3. An automobile antenna system according to Claim 2, characterized in that said each said bracket (31, 32) comprises a planar portion extending over a side face of the casing (40) of a said pick-up (38), a lip portion (31a, 32a) at one end of said planar portion engaging one end of said casing, and a step portion (31 b, 32b) at the opposite end of said planar portion having a first part engaging the opposite end of said casing and a second part extending away from the clamped casing, said second parts of the step portions of the brackets extending over opposite side faces of said marginal edge portion and being rigidly secured thereto.

4. An automobile antenna system according to Claim 1 characterized in that at least first and second said pick-ups (138-1, 138-2) are provided; said sheet metal structure (144,137) provides said connecting portion (144) and also a current detecting piece (137) providing a said marginal edge portion (137a, 137b) individually associated with the loop antenna (142-1, 142-2) of each said pick-up, said current detecting piece (137) being disposed between said first and second bracket portions (144, 146); said first bracket portion (144) is formed integrally with said connecting portion (144) and said second bracket portion comprises a support member (146), said first bracket portion (144) and said support member (146) clamping said pick-ups in stacked relation therebetween in fixed positions relative to the mounting bracket means.

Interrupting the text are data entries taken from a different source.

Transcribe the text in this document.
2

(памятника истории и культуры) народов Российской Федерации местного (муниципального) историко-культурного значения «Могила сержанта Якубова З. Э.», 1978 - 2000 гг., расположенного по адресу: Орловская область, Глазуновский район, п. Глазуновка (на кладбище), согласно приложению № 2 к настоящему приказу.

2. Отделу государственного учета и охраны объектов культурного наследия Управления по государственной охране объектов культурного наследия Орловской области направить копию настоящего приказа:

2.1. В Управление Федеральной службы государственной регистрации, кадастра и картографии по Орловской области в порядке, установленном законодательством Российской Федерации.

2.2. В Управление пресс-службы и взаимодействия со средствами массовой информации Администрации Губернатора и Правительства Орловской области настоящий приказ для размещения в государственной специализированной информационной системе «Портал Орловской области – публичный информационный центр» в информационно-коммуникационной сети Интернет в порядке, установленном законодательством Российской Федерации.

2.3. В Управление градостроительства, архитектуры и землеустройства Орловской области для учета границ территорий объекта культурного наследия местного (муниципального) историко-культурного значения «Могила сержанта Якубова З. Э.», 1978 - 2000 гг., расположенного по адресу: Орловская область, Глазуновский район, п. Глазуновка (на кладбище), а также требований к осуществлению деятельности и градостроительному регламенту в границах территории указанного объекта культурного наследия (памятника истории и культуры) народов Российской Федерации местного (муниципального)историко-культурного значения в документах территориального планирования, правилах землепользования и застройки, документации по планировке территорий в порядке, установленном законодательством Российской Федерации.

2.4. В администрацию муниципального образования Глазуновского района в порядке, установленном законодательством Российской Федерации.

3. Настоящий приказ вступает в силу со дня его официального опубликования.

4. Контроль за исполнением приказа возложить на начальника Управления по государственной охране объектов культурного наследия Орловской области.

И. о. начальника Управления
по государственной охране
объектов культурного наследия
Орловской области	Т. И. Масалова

5. An automobile antenna system according to Claim 4 characterized in that said first bracket portion (144) comprises a planar portion extending over a side face of the casing (140-1) of said first pick-up (138-1) and a lip portion (144a) at one end of said planar portion engaging one end of said casing; said support member (146) comprises a planar portion extending over an opposite side face of the casing (140-2) of said second pick-up (138-2) and a lip portion (146a) at one end of its said planar portion engaging one end of the casing of the second pick-up; and said current detecting piece (137) comprises a U-shaped piece of sheet metal secured on opposite sides thereof to said support member (146) and to said integrally formed first bracket portion and connecting portion (144).

6. An automobile antenna system according to Claim 4 or Claim 5, including a signal combining means (80, 89) connected to receive and combine signals from said first and second pick-ups (138-1, 138-2) and to supply a combined output signal on a single output line (84, 86-3).

7. An automobile antenna system according to any one of Claims 1 to 6 characterized in that the or each said loop antenna (42, 142) is in the form of a single turn coil connected to circuitry (58,158) for providing an output signal, said coil and said circuitry being received in a metallic casing (40, 140).

8. An automobile antenna system according to any one of Claims 1 to 7 characterized in that said connecting portion (34, 144) forms a portion of an inner panel (46, 134) of the roof panel of said automobile body.